Wednesday, October 28, 2009

Observational Time with John Goodman

Here's an interesting article from the Long Now Blog.

John Goodman is an engineer that admires intuition, a reluctant artist who enjoys elegant approximations. His best known creation,
The Annosphere
, was recently showcased at the Cambridge Science Festival in Massachusetts, where he lives and works.




The Annosphere is emblematic of what Mr. Goodman calls an intuitive grasp of time – time that is told by instinct, season and cultural benchmark, rather than being parceled out in minutes and seconds. He tells an illustrative story: Once, in a hotel in Europe, he noticed that the shower knob was demarcated in degree readings. He got to musing on the fact that he had no idea, in degrees, how hot he liked his shower. “The shower had degree readings on the knob, but who knows the exact temperature they like their shower? The right way to set a shower is where it’s comfortable, the right way to measure time is the same.”

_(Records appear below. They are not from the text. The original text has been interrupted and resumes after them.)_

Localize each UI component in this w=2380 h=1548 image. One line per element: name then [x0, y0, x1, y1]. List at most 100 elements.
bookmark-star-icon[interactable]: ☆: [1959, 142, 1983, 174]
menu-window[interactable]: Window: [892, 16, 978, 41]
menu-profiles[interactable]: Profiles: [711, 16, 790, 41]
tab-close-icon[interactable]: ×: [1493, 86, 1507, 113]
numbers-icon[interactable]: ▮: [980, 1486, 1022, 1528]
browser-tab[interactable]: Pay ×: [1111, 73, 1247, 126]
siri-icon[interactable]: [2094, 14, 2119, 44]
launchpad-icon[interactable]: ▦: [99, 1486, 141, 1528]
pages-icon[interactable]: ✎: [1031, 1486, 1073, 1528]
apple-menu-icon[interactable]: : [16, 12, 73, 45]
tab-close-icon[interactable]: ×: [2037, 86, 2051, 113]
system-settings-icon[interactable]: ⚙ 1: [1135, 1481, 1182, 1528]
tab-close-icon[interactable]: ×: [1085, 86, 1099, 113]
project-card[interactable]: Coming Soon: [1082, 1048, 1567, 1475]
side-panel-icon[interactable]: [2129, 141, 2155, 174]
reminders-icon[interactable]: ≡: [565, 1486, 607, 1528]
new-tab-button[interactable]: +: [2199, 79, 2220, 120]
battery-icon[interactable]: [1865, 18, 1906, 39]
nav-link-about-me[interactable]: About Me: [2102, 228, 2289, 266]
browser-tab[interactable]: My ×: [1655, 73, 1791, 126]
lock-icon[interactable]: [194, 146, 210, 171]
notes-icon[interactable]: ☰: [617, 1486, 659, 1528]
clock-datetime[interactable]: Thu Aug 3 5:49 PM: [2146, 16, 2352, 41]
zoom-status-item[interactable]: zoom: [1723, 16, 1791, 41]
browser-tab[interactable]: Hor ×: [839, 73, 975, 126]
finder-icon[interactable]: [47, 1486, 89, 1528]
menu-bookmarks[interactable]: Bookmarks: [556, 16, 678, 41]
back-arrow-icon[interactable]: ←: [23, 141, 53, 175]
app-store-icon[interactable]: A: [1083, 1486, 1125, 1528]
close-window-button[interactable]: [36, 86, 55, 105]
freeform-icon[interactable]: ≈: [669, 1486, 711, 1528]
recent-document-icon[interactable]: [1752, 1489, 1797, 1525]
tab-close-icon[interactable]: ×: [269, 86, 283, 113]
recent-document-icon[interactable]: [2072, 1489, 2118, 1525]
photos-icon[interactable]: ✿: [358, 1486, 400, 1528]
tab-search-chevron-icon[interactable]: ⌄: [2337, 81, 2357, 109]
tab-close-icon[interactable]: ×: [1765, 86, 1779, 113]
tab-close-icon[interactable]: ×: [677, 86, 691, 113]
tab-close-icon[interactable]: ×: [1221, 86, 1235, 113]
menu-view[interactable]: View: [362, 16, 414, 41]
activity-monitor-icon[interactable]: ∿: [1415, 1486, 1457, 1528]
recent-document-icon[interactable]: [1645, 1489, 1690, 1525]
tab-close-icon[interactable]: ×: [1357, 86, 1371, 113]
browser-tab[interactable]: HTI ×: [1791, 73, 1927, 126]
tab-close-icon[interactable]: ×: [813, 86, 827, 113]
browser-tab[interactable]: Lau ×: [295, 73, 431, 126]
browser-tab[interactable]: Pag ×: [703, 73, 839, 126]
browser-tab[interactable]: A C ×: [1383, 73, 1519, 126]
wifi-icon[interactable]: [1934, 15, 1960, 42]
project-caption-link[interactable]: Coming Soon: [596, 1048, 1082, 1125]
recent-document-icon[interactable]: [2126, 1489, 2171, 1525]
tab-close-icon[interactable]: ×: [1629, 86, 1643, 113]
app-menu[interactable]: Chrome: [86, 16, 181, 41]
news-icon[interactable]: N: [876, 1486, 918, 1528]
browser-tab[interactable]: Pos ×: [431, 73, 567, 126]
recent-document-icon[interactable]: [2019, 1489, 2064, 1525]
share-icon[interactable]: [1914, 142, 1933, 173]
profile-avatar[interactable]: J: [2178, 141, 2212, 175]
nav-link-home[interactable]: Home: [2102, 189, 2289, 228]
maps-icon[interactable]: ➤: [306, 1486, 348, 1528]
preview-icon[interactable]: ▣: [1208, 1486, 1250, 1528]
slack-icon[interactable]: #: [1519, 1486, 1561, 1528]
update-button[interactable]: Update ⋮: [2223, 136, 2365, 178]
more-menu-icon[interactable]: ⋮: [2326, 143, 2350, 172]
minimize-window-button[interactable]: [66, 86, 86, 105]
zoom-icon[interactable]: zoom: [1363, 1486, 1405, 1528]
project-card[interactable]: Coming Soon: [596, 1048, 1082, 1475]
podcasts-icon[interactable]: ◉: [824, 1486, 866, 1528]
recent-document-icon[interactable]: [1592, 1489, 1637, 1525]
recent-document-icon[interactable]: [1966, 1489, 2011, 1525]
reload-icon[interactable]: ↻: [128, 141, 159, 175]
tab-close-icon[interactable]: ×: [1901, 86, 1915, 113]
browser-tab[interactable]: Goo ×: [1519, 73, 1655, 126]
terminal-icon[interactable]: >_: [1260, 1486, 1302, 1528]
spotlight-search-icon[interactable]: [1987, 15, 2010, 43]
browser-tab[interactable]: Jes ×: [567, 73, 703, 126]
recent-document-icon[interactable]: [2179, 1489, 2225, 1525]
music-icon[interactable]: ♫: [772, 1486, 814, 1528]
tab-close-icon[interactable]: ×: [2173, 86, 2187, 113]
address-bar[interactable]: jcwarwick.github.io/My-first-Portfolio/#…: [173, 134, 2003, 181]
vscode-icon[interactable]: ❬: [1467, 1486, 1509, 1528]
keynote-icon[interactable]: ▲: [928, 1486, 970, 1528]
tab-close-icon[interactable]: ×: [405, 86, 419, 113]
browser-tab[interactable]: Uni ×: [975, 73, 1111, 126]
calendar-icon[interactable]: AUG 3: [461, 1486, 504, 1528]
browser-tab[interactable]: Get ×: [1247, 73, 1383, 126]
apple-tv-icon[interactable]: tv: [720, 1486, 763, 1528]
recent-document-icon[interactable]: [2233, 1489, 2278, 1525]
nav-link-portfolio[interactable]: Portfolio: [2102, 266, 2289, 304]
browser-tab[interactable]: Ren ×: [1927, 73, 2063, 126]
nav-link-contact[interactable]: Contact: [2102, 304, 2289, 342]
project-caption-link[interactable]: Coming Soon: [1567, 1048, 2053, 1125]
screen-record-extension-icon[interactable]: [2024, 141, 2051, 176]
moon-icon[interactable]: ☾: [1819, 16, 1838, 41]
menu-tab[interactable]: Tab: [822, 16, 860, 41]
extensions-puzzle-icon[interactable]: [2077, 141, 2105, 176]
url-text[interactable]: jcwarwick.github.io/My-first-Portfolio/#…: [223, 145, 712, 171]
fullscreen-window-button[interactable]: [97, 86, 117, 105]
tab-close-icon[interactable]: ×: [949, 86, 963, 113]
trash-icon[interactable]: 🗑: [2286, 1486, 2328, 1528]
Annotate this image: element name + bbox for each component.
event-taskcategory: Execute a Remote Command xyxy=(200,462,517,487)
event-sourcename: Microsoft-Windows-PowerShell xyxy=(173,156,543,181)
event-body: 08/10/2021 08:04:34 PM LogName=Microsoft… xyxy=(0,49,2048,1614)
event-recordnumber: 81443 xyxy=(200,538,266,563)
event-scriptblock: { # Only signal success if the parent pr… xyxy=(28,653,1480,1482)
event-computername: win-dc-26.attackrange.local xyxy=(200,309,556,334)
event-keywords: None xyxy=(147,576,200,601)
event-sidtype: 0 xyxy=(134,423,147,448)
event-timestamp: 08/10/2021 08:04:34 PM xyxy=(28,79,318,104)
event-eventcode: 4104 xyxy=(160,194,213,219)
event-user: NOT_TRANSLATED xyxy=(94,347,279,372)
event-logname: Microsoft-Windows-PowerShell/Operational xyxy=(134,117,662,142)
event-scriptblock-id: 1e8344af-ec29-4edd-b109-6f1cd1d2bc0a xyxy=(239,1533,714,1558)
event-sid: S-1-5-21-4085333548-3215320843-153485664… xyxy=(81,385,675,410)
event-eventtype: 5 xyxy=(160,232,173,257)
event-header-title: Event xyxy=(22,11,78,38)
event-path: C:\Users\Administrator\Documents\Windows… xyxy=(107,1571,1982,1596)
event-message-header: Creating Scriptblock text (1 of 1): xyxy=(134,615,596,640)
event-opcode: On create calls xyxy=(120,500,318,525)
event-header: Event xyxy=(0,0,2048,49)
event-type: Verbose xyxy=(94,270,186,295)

From the Annosphere website:
Time goes both too slowly and too quickly. From one minute to the next, nothing seems any different and yet before you know it, the day is over, the summer’s gone to fall, adolescence turns to middle age, and you’re in the nursing home.

The annosphere tells time, but more usefully, it presents time. It shows you sunrise and sunset, the start of spring and the winter solstice. It lets you see on your desk what you can’t see in the world: the steady pace of time, the subtle day to day changes in sunlight and shadow, the cycles that run through each year.